The closure of Yellow Corp. is resulting in better operational performance at ArcBest. The capacity shakeup has led to improved freight selection and highlighted the cost management initiatives the company has pursued.
ArcBest (NASDAQ: ARCB) reported third-quarter adjusted earnings per share of $2.31 Friday before the market opened. The number was ahead of a $1.50 consensus estimate but $1.48 lower year over year (y/y). It excluded numerous one-offs like costs from a freight handling pilot, acquisition-related items and noncash impairments on some leases.
On ArcBest’s July call, when it appeared likely Yellow would fold, management said it would be prudent onboarding freight and that new business wins would need to be accompanied by appropriate yields and margins. Those efforts were visible in the company’s asset-based unit, which includes less-than-truckload operations, during the third quarter.
The segment recorded an 88.8% adjusted operating ratio, 350 basis points worse y/y but 400 bps better than the second quarter.

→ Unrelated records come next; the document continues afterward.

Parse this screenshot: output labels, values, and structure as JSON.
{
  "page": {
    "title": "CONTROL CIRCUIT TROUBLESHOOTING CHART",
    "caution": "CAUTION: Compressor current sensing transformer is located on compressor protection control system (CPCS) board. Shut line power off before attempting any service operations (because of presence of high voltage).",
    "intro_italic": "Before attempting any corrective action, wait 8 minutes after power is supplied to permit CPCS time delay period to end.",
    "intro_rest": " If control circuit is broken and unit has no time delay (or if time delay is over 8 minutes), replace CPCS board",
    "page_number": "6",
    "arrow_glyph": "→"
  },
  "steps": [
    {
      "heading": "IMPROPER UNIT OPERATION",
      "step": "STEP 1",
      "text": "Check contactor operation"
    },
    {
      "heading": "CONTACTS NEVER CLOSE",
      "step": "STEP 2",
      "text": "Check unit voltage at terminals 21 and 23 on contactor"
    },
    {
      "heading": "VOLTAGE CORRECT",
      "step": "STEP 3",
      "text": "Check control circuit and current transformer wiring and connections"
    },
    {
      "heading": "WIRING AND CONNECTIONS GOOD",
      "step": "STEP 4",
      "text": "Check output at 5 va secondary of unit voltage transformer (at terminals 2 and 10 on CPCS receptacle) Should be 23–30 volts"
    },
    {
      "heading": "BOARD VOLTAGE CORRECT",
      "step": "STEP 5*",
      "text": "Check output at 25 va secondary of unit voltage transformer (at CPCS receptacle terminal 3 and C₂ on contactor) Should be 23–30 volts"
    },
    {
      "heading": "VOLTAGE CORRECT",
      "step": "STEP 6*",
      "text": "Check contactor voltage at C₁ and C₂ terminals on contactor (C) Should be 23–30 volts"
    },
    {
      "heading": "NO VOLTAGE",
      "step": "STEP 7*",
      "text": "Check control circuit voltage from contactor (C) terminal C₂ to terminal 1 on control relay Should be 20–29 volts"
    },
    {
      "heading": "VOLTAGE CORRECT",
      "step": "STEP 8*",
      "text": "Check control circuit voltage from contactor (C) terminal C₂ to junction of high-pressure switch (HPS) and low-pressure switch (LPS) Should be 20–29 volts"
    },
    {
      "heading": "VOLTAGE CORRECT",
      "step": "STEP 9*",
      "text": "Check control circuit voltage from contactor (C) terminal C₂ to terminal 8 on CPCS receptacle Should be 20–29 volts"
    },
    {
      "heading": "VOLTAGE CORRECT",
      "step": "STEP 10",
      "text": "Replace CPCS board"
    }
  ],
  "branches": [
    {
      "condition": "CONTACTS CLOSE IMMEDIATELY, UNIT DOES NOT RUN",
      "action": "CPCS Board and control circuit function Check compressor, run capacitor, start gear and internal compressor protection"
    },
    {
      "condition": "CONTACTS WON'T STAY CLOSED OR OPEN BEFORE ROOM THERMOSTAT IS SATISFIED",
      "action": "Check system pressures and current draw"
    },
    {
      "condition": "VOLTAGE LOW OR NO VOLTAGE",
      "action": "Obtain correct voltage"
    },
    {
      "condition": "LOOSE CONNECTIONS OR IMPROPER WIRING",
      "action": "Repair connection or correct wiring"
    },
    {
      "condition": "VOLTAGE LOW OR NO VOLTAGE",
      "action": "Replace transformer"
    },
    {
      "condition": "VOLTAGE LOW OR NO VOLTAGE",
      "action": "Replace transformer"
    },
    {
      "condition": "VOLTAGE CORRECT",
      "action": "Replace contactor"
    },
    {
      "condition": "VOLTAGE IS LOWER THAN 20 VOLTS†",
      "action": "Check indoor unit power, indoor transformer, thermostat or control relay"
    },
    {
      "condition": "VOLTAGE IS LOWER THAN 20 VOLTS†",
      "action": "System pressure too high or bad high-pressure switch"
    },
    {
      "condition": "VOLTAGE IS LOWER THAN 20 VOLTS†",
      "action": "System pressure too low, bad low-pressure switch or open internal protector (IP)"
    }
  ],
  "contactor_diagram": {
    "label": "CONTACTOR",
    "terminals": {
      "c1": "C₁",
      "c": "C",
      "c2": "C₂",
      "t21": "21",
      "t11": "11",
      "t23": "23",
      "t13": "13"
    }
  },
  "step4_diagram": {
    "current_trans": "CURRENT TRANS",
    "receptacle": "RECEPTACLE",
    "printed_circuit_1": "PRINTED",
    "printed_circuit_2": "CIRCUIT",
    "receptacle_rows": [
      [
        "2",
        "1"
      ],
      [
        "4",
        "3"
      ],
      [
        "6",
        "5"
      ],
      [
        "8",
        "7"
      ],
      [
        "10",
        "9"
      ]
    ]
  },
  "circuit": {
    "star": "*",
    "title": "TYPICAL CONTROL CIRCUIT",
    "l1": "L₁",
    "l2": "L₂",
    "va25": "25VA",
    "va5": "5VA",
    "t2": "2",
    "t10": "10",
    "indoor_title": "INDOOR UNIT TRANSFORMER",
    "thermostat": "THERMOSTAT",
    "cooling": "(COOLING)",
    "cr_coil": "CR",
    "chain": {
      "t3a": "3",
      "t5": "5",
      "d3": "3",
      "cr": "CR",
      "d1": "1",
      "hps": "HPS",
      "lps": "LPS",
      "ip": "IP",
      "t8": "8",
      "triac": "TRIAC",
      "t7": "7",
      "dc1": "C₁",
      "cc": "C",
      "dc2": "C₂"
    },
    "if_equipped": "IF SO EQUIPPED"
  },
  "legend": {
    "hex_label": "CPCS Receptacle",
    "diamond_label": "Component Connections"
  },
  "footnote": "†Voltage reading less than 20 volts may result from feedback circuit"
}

Further, a new labor contract including a 13% wage increase in year one went into effect on June 30. Without the pay hike, the unit would have seen a 750-bp sequential OR improvement. By comparison, the unit usually sees no sequential change in OR from the second to the third quarter each year.
“We’re really targeting a freight profile that maximizes the profitability in our network,” CFO Matt Beasley told FreightWaves.
Improved freight mix and cost savings actions were the catalysts for the turnaround.
Freight mix began to improve late in the second quarter as ArcBest began moving more freight within existing accounts that also worked with Yellow. Shipments form core accounts have increased more than 20% since the second quarter, although the weight per shipment is lower than on the transactional loads it had been hauling.
However, familiarity with those customers led to improved efficiency and ultimately a better margin.
“We’ve certainly demonstrated that we are focused on making sure we’re doing the right freight at the right price with the right customers, which is evidenced in our results,” Beasley said.
The company exited the second quarter handling 19,500 shipments per day, a slowdown from the 21,000 daily shipments it moved in June. It moved 20,373 shipments in the third quarter and is currently targeting roughly 20,500 per day. That’s about a 5% increase from the second-quarter exit rate, but the profitability profile on those loads is much better.
The asset-based unit recorded a 6% y/y decline in revenue to $741 million in the third quarter. Tonnage per day was down 6% but revenue per hundredweight, or yield, increased 2%. Lower tonnage was the result of a 2% increase in daily shipments, which was offset by an 8% decline in weight per shipment.
Yields on LTL shipments were up by mid-single digits, excluding fuel surcharges in the quarter. Contract renewals and deferred pricing agreements came in 4% higher, and the company implemented a 5.9% general rate increase on base rate tariffs starting Oct. 2.
It took a similar GRI last year but this year’s increase took effect one month earlier.
Asset-based revenue was up 3% from the second quarter as tonnage declined 12% but yield jumped 16%. The yield metric includes fuel. Retail diesel prices increased more than 20% from the beginning to the end of the third quarter.
Most expense lines were up slightly as a percentage of revenue. However, rent and purchased transportation expenses were down 490 bps y/y and 340 bps lower than in the second quarter. Tech tools in the company’s cartage operations are helping as well as the mix shift back to core accounts, which usually produces better productivity metrics.
Asset-based revenue per day improved throughout the quarter. It was down 11% y/y in July but flat by September. So far in October, the unit’s revenue is up 5%, the combination of a 4% decline in tonnage and a 9% increase in yield. The yield metric was impacted by an 8% decline in weight per shipment during the month.
The unit normally experiences 100 bps to 300 bps of OR deterioration from the third to the fourth quarter. However, Beasley said it could improve by 100 bps to 200 bps this year given prior actions, which have produced a favorable start to the period.
ArcBest will remain disciplined in its approach to taking market share, but it definitely plans to grow.
The company shaved $10 million off the top end of its capital expenditures budget for 2023 to a new range of $270 million to $285 million. The plan allocates $60 million to $65 million for real estate projects. ArcBest has added more than 200 new doors to the network so far this year and plans to add 500 more by the first quarter of 2025.
The company’s asset-light unit, which includes truck brokerage, reported a 19% y/y decline in revenue to $419 million. Daily shipments were up roughly 4% y/y in the quarter, with revenue per shipment declining more than 20%. Lower revenue per load compressed margins, resulting in a $3.9 million adjusted operating loss in the segment.
So far in October, revenue per day is down 19% y/y as shipments are off 6% and revenue per shipment is down 18%. The company will continue to manage costs to the lower business levels.
Shares of ARCB were up 17.9% at 3:47 p.m. EDT Friday compared to the S&P 500, which was down 0.7%.